Pietryka’s findings were published in the American Political Science Review.
“Research on the social determinants of voting has really lagged behind research on the personal determinants of voting,” Pietryka said. “The big problem is that many studies do a poor job measuring the social context which individuals are embedded. We know very little about how your friends and your family influence your views.”
For decades, political scientists have attempted to find the key identifiers in predicting how and why people vote. Researchers have long been aware of how certain key factors, such as race, class, education and psychological disposition have a strong degree of influence on electoral preferences.
These identifiers are key in part because they are easy to measure with surveys. Surveys focus on respondents’ attributes, but obscure the social context in which they reside. Political scientists have mostly followed suit — studying how things that are easy to measure in surveys influence voting. Thus, the influence of social networks on voting has received little attention.
This study, however, controlled for factors like race and education while simultaneously putting them into a proper social context.
Researchers used results from an 1859 election in Alexandria, Va., and an 1874 election from Newport, Ky., to conduct the study. These 19th-century electoral results were gathered by Don DeBats, a historian from Flinders University in Australia who collaborated with Pietryka. DeBats spent the better part of the past two decades compiling information on the citizens of each city and their individual social network.
For every citizen eligible to vote, researchers measured their proximity to all the candidates.
“For instance, you might be the neighbor of someone who ran for city council, or you might go to church with someone who ran for city council,” Pietryka said. “What we were doing was looking to see what individuals shared some social connection with candidates. We played something like ‘Six Degrees of Kevin Bacon,’ where we said if you are neighbors with someone who works with someone who ran for city council, you’re two degrees removed.”
Because the voting records from Alexandria and Newport were both intact and very detailed, Pietryka said, the results from the 19th century were important in reaching his conclusion.
“We could build up a much more detailed social network of these people living in the 19th century than we could with data on people living today,” he said.
Pietryka also used results from a 2010 election in Williamsburg, Va., where a student from the College of William & Mary ran for city council.
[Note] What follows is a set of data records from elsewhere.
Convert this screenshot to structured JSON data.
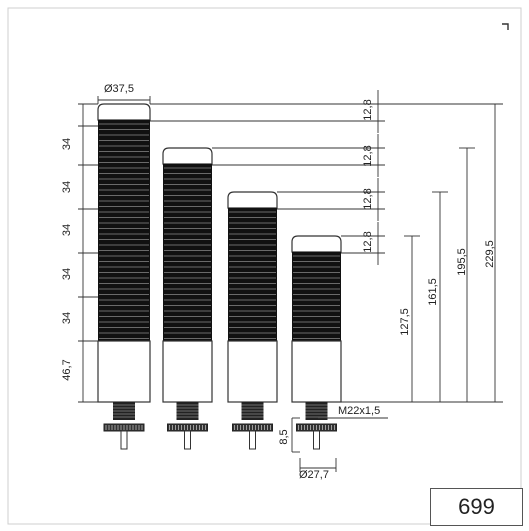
{
  "dimensions": {
    "diameter_top": "Ø37,5",
    "segment_height": "34",
    "base_height": "46,7",
    "cap_height": "12,8",
    "thread": "M22x1,5",
    "thread_length": "8,5",
    "diameter_base": "Ø27,7",
    "total_heights": [
      "229,5",
      "195,5",
      "161,5",
      "127,5"
    ]
  },
  "page_number": "699",
  "colors": {
    "line": "#333333",
    "body": "#111111",
    "cap": "#ffffff",
    "background": "#ffffff"
  }
}
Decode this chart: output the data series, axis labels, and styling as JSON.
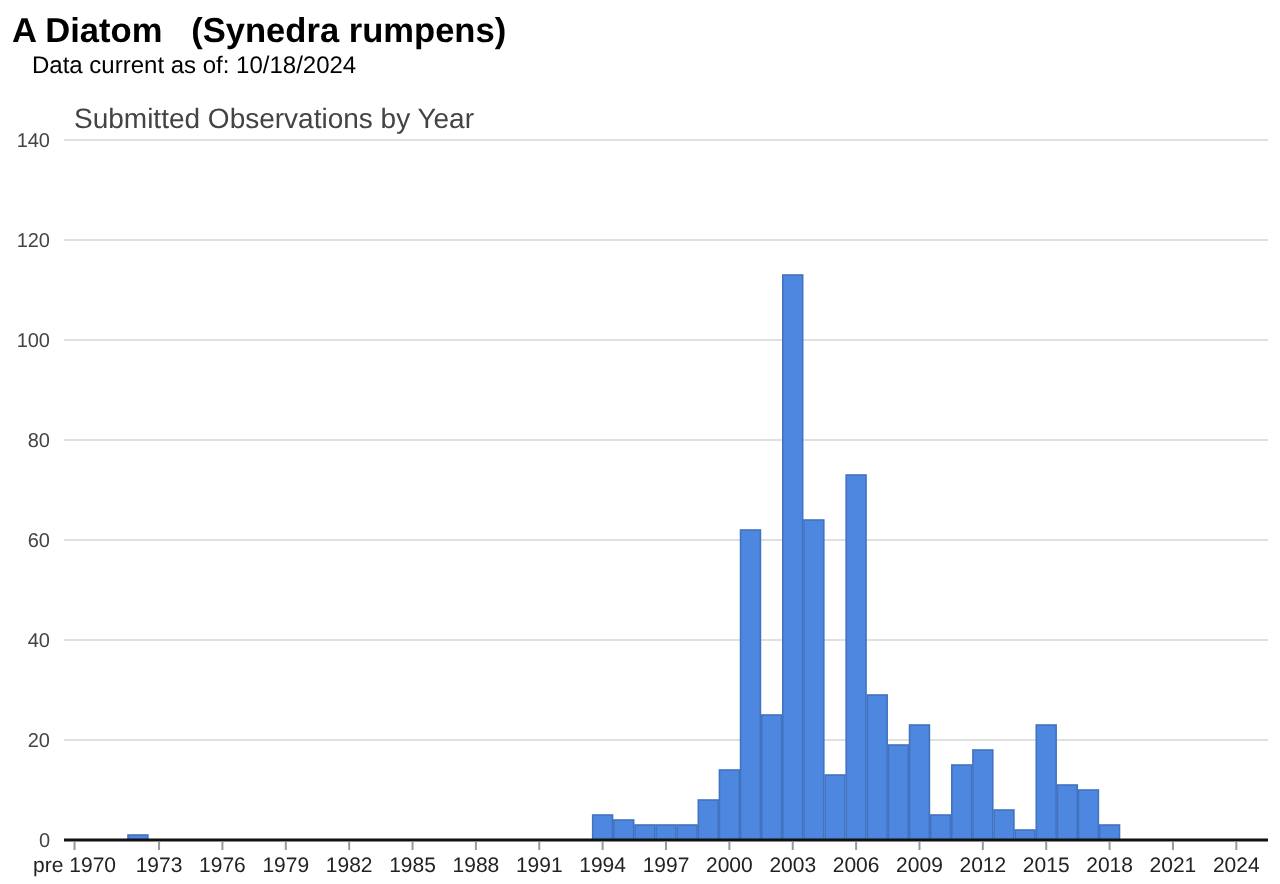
{
  "chart_data": {
    "type": "bar",
    "title": "A Diatom   (Synedra rumpens)",
    "subtitle": "Data current as of: 10/18/2024",
    "annotations": [
      "Submitted Observations by Year"
    ],
    "categories": [
      "pre 1970",
      null,
      null,
      null,
      "1973",
      null,
      null,
      "1976",
      null,
      null,
      "1979",
      null,
      null,
      "1982",
      null,
      null,
      "1985",
      null,
      null,
      "1988",
      null,
      null,
      "1991",
      null,
      null,
      "1994",
      null,
      null,
      "1997",
      null,
      null,
      "2000",
      null,
      null,
      "2003",
      null,
      null,
      "2006",
      null,
      null,
      "2009",
      null,
      null,
      "2012",
      null,
      null,
      "2015",
      null,
      null,
      "2018",
      null,
      null,
      "2021",
      null,
      null,
      "2024",
      null
    ],
    "values": [
      0,
      0,
      0,
      1,
      0,
      0,
      0,
      0,
      0,
      0,
      0,
      0,
      0,
      0,
      0,
      0,
      0,
      0,
      0,
      0,
      0,
      0,
      0,
      0,
      0,
      5,
      4,
      3,
      3,
      3,
      8,
      14,
      62,
      25,
      113,
      64,
      13,
      73,
      29,
      19,
      23,
      5,
      15,
      18,
      6,
      2,
      23,
      11,
      10,
      3,
      0,
      0,
      0,
      0,
      0,
      0,
      0
    ],
    "color": "#4d87e0",
    "ylim": [
      0,
      140
    ],
    "yticks": [
      0,
      20,
      40,
      60,
      80,
      100,
      120,
      140
    ],
    "grid": "y"
  }
}
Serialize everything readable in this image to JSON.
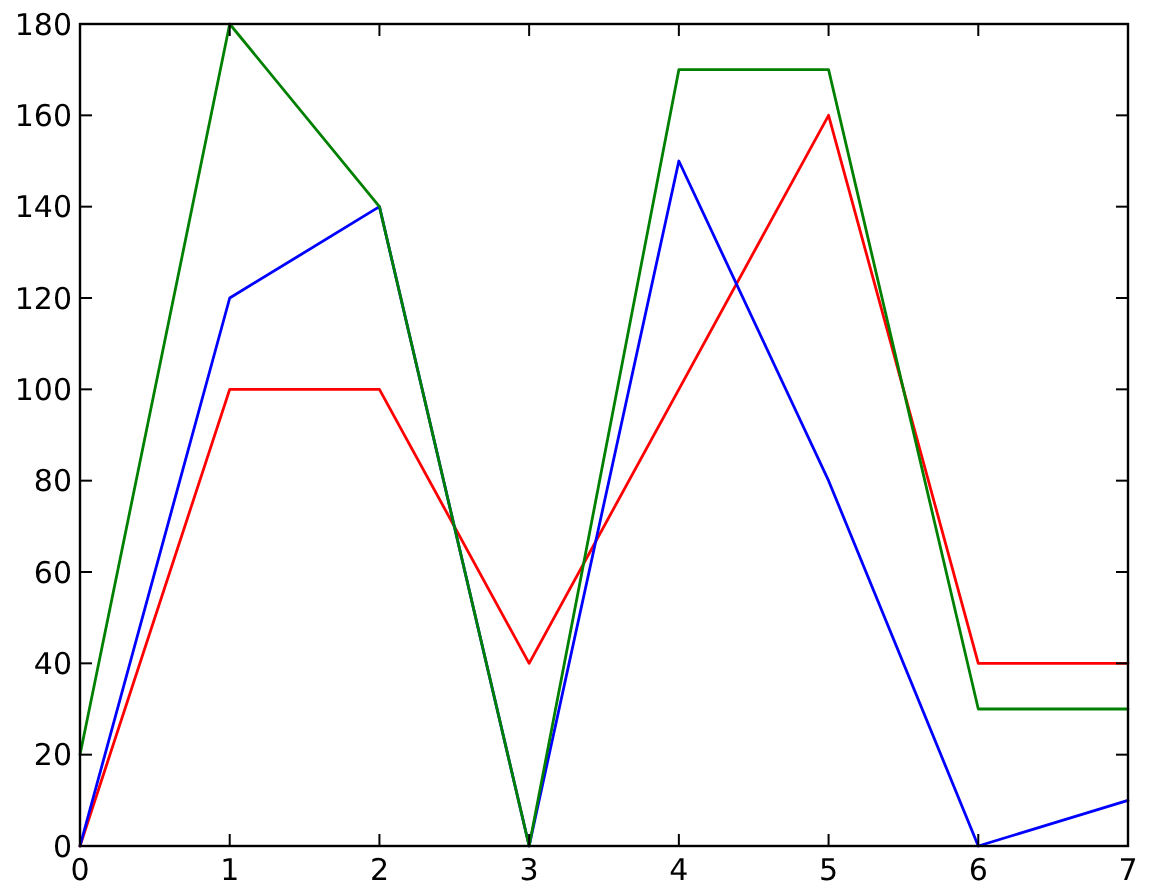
{
  "chart_data": {
    "type": "line",
    "x": [
      0,
      1,
      2,
      3,
      4,
      5,
      6,
      7
    ],
    "series": [
      {
        "color": "#ff0000",
        "values": [
          0,
          100,
          100,
          40,
          100,
          160,
          40,
          40
        ]
      },
      {
        "color": "#0000ff",
        "values": [
          0,
          120,
          140,
          0,
          150,
          80,
          0,
          10
        ]
      },
      {
        "color": "#008000",
        "values": [
          20,
          180,
          140,
          0,
          170,
          170,
          30,
          30
        ]
      }
    ],
    "xlim": [
      0,
      7
    ],
    "xticks": [
      0,
      1,
      2,
      3,
      4,
      5,
      6,
      7
    ],
    "ylim": [
      0,
      180
    ],
    "yticks": [
      0,
      20,
      40,
      60,
      80,
      100,
      120,
      140,
      160,
      180
    ],
    "grid": false,
    "marker": "none",
    "line_style": "solid"
  }
}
Data came from a survey given to students identifying their voting preferences, as well as their friends at the university.
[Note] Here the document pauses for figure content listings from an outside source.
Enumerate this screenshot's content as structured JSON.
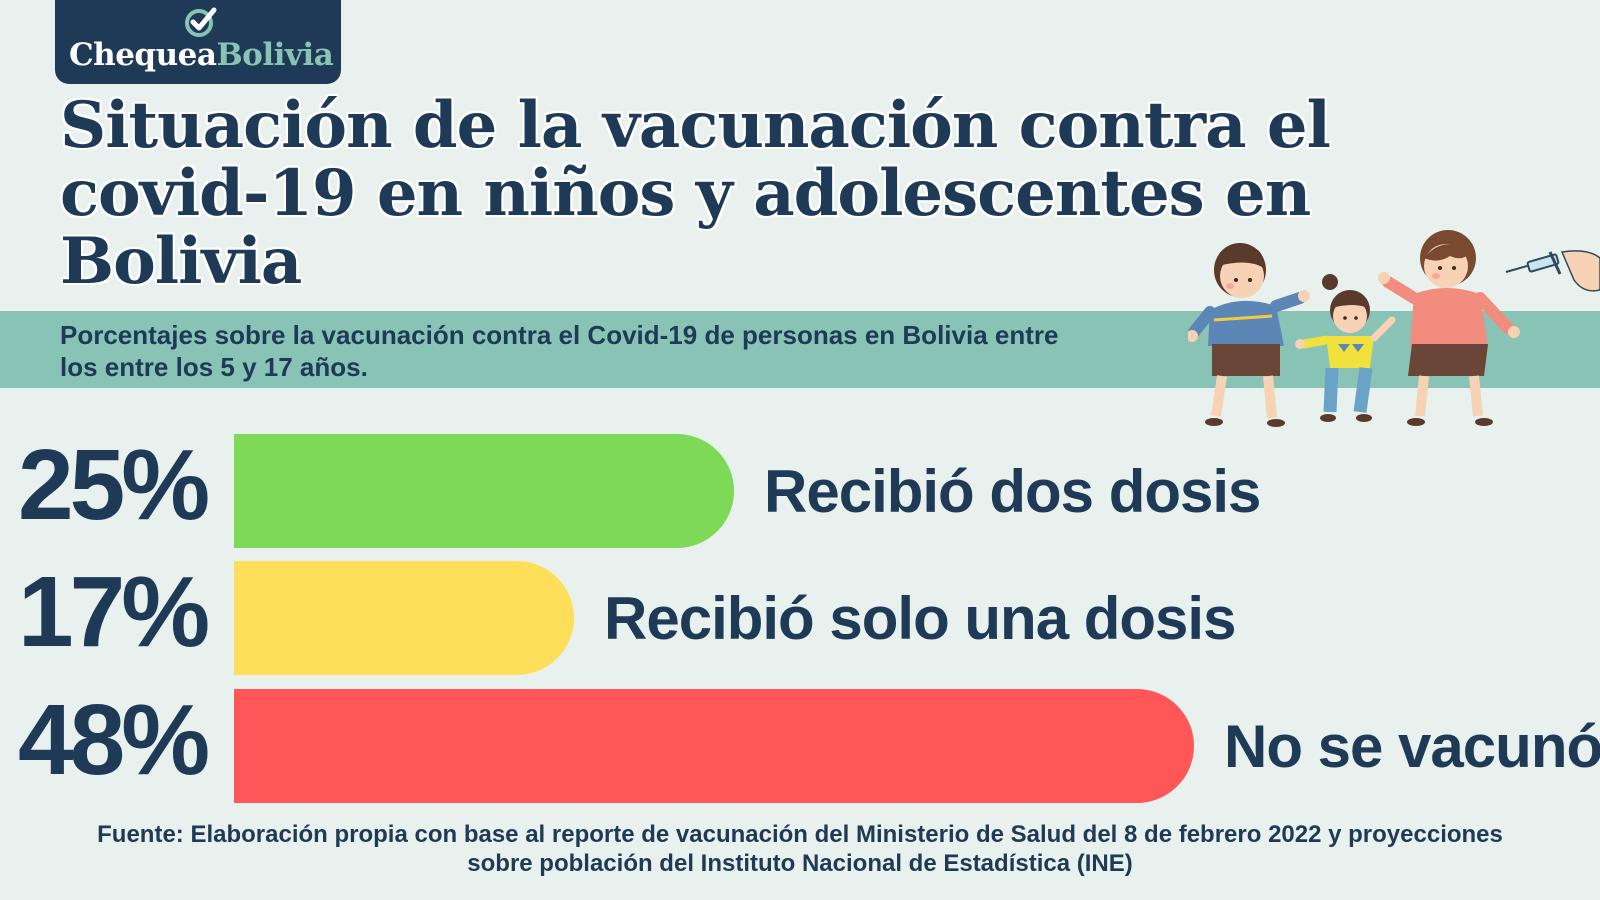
{
  "brand": {
    "part1": "Chequea",
    "part2": "Bolivia"
  },
  "title": "Situación de la vacunación contra el covid-19 en niños y adolescentes en Bolivia",
  "subtitle_lines": [
    "Porcentajes sobre la vacunación contra el Covid-19  de personas en Bolivia entre",
    "los  entre los 5  y 17 años."
  ],
  "chart_data": {
    "type": "bar",
    "orientation": "horizontal",
    "categories": [
      "Recibió dos dosis",
      "Recibió solo una dosis",
      "No se vacunó"
    ],
    "values": [
      25,
      17,
      48
    ],
    "value_labels": [
      "25%",
      "17%",
      "48%"
    ],
    "colors": [
      "#7ed957",
      "#ffde59",
      "#ff5757"
    ]
  },
  "source_lines": [
    "Fuente: Elaboración propia con base al reporte de vacunación del Ministerio de Salud del 8 de febrero 2022 y proyecciones",
    "sobre población del Instituto Nacional de Estadística (INE)"
  ],
  "colors": {
    "background": "#e8f1ee",
    "navy": "#1e3a56",
    "teal": "#89c3b6"
  },
  "illustration": "children-vaccination-illustration"
}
Despite a more than 150-year difference between the voting time frames, the researchers said their findings held constant regardless of the time period and electoral composition.
Pietryka plans to expand the scope of his research in the future using a concept known as “friends and neighbors voting,” which examines the impact of geographic proximity on voting. Pietryka said he wants to explore how physical and social distance intertwine with ethnicity and class to shape people’s political participation.